大手精密機器メーカーのオリンパスが、中国・深圳(しんせん)にあるデジタルカメラ製造子会社の売却を断念したことが、2020年01月20日に明らかとなりました。現地企業への株式譲渡を目指して2018年12月に基本契約を結んだものの、最終的な条件面で合意に至らなかった模様です。約300億円という巨額の譲渡益が見込まれていたプロジェクトだけに、今回の交渉決裂は市場にも大きな驚きを与えています。
インターネット上やSNSでは、この突然の発表に対して「カメラ事業の先行きがさらに不透明になったのではないか」「今後の業績への影響が心配」といった、ファンや投資家からの不安の声が相次いでいます。その一方で、「安易に妥協しなかった経営判断は賢明だ」と、同社の姿勢を支持する意見も散見されました。今回の決定は、自社の価値を正当に評価しようとする強い意志の表れとも受け取れます。
カメラ事業再編の裏に潜む課題と泥沼化する裁判の影
オリンパスはスマートフォンの普及に伴うデジカメ市場の縮小に対応するため、構造改革を進めていました。その一環として2018年05月に深圳での生産を終了し、現地ソフト会社への子会社売却を進めていたのです。当初は2019年06月ごろの完了を見込んでいましたが、交渉は長期化していました。企業取引における売却とは、自社が持つ株式や経営権を他社に譲り渡すことを指しますが、その価格や条件の擦り合わせは容易ではありません。
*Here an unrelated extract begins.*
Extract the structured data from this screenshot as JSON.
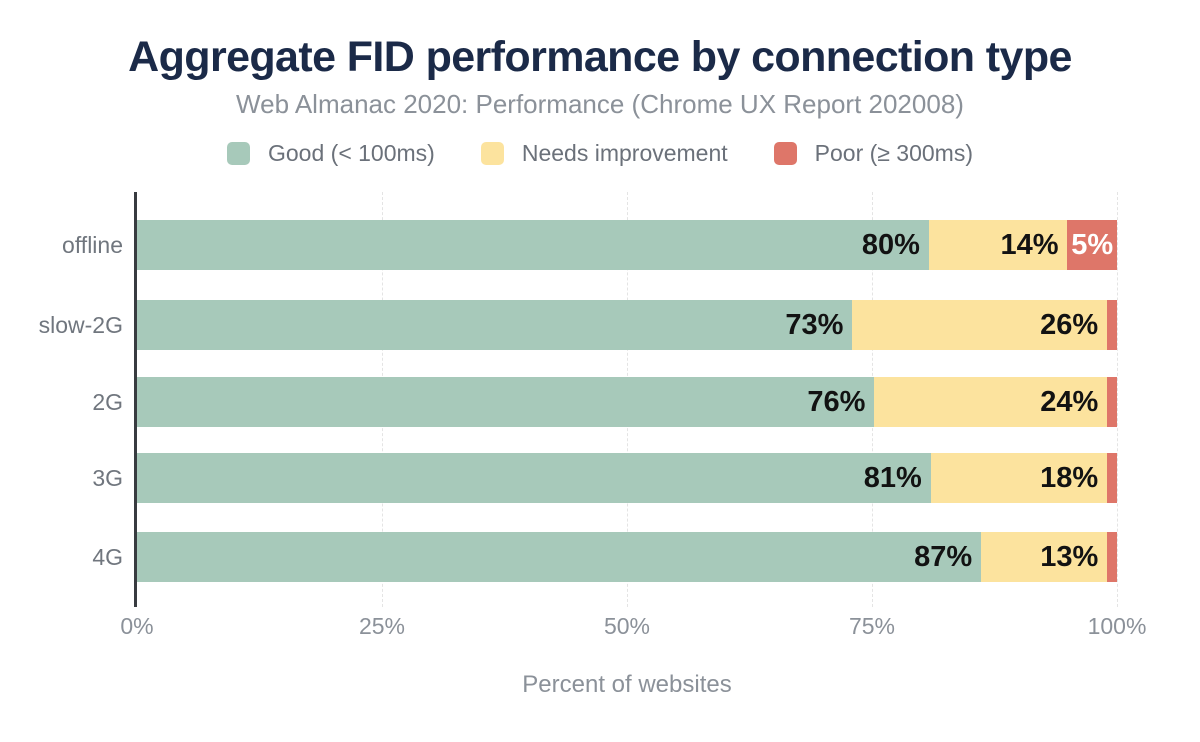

さらに状況を複雑にしているのが、現地で起きている法的なトラブルです。この子会社は業務委託料の支払いを巡り、現地のコンサルタント会社と裁判で争っています。2018年08月には日本の地裁にあたる中級人民法院から、約3000万ドル(約33億円)の支払いを命じる厳しい判決が下されました。オリンパス側はこれを不服として控訴中ですが、こうした訴訟リスクが今回の売却交渉に影を落とした可能性は否定できません。
今回の譲渡中止による業績予想への直接的な影響はないとされていますが、同社は今後、別の買い手を探す方針です。筆者の視点としては、成長著しい医療事業へ経営資源を集中させるためにも、このデジカメ事業の整理は避けて通れない道だと考えます。今回の足踏みを乗り越え、いかに迅速に次の売却先を見つけられるかが、オリンパスが次世代のグローバル企業へと脱皮するための重要な鍵を握っていると言えるでしょう。